First, create a file, in this case called LIST, which has all the parameters for each invocation of your program. The first line contains the first set of parameters. The second line contains the second set, and so on.

1.0 110
2.0 210
3.0 430
  :

The task at hand is to extract the line of parameters needed, using the $SLURM_ARRAY_TASK_ID from LIST. That is done with the following line of Bash Shell code. It uses two Unix shell commands, head and tail. The output of the command below prints out the Nth line of the file, where N is set to $SLURM_ARRAY_TASK_ID

PARAMS=`head -n $SLURM_ARRAY_TASK_ID LIST | tail -1`

So to call it with Matlab:

PARAMS=`head -n $SLURM_ARRAY_TASK_ID LIST | tail -1`
./myMatlabExeScript.sh $MATLABROOT $PARAMS

Common Problems

Matlab crashes before running

With this problem, the program runs fine on a headnode or compute node, but Matlab crashes when running inside the queue environment. The crash occurs when loading Matlab, and before it starts running your code. You may see error messages in stdout that advise you to contact support.

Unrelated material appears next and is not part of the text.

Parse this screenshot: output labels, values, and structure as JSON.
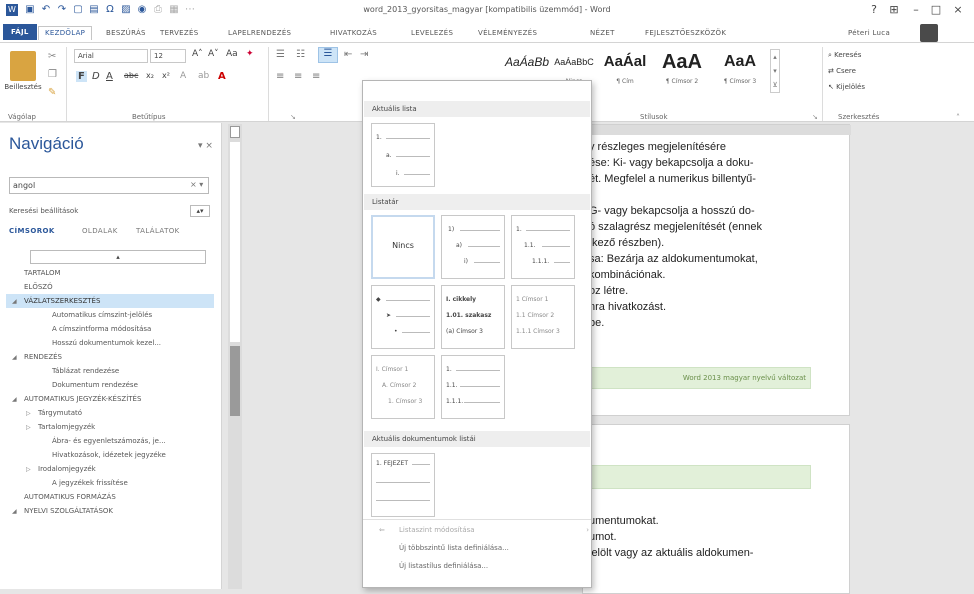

The problem is that Matlab is running out of stack memory on the compute node. The solution is simple - simply increase it by putting this code in your shell script before the Matlab executable is called.

Increase stack size in the Unix shell

ulimit -s 60000 #increase stack size in the shell
echo 10 | time ./run_cantileverLinear.sh $MATLABROOT

This increases the stack size to 60,000 kBytes. This figure can be changed (up or down) depending upon your application

Missing Function

You have compiled your Matlab executable but when you run it, you get an error like Error using myfunct Undefined function ‘newfunction’ for input arguments of type ‘double’.

The Matlab compiler mcc automatically tracks dependencies, but is not perfect. The solution is to include the 2nd Matlab file (e.g ‘newfunction.m’) in the mcc command line.

A warning message “which: no ifconfig in <path>”

A warning message “which: no ifconfig in <path>” appears when compiling Matlab scripts.

This is a harmless warning for an earlier version of Matlab. The files should compile and the execute without any other issues. To remove this warning you can either:

  • Use a more recent version of Matlab

  • Put the path to ifconfig in your PATH variable. i.e. add /sbin to your PATH variable. e.g.

    mcc -mv cantileverLinear.m newfunction.m